Update regulations made in 2000 specifying the level and nature of fees charged to Trusts; Identify what services should be charged for; Review the method by which Trusts paid the Department; and Consider the circumstances when waivers are to be granted.

On this last issue, the government is considering options for how to ensure that Crown funding of services provided by the Department adequately reflects the significant public good element in the services provided by the Community Trusts. In my view there is a very strong logic to the recommendations of the review for full Crown funding of the services provided to Trusts by the Department. Inevitably these options need to be assessed against other budget priorities; so the most I can say at present is that final decisions and announcements on the outcome of the review are expected soon. Regarding the government’s broader relationship with the Community and Voluntary Sector. 2005 should see a number of important steps forward in this regard:

An action framework is being developed as a joint initiative between DIA and the Ministry of Social Development to guide Government’s strategic investment in communities;

Policy with a community focus is increasingly being co-ordinated across government agencies. For example, the Department is working with the Office for the Community and Voluntary Sector on initiatives to support volunteering. The Department’s focus is on practical support for volunteers while the Office focuses on strategic issues;

Enhancing relationships between local government, government agencies and community organisations is a current focus. The Department is running a pilot action research project investigating how central and local government can effectively work with communities to develop community development plans. This will contribute to developing central and local government relationships and inclusive local planning processes;

2005 will also see an increase in the size of the Community Development Scheme administered by the Department. Additional funding means that the Department will employ 20 people this year. The Scheme provides funding to community organisations to employ key people who can be agents for positive change in their communities;

Finally, a strategy for further developing the community website Communitynet Aotearoa will be implemented. In the last 12 months, more than 130,000 people visited the site. The Department has sought feedback from the community groups that use it, and the strategy will ensure the site continues to be a valuable resource for communities.

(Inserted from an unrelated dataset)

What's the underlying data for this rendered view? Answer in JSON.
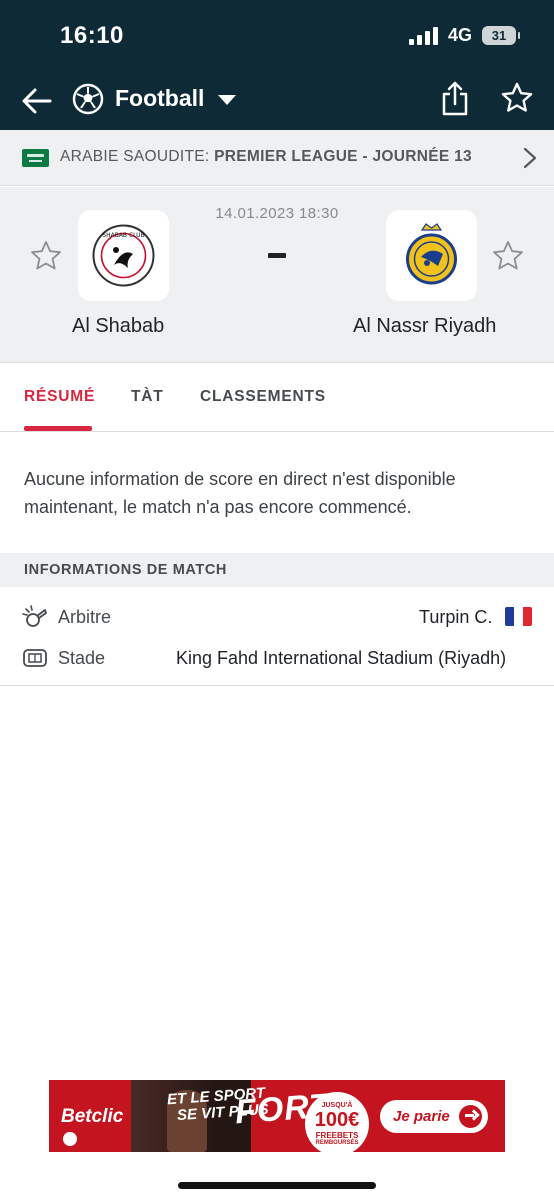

What I hope these particular initiatives demonstrate is that as a government we remain committed to improving our relationship with the community and voluntary sector and enhancing the capacity of the sector. There is an important symbiotic relationship here that needs to be preserved through open dialogue and through keeping the focus on both the ends and the means without over-balancing in one direction or the other.

I am sure that this year’s conference will be another step towards these goals.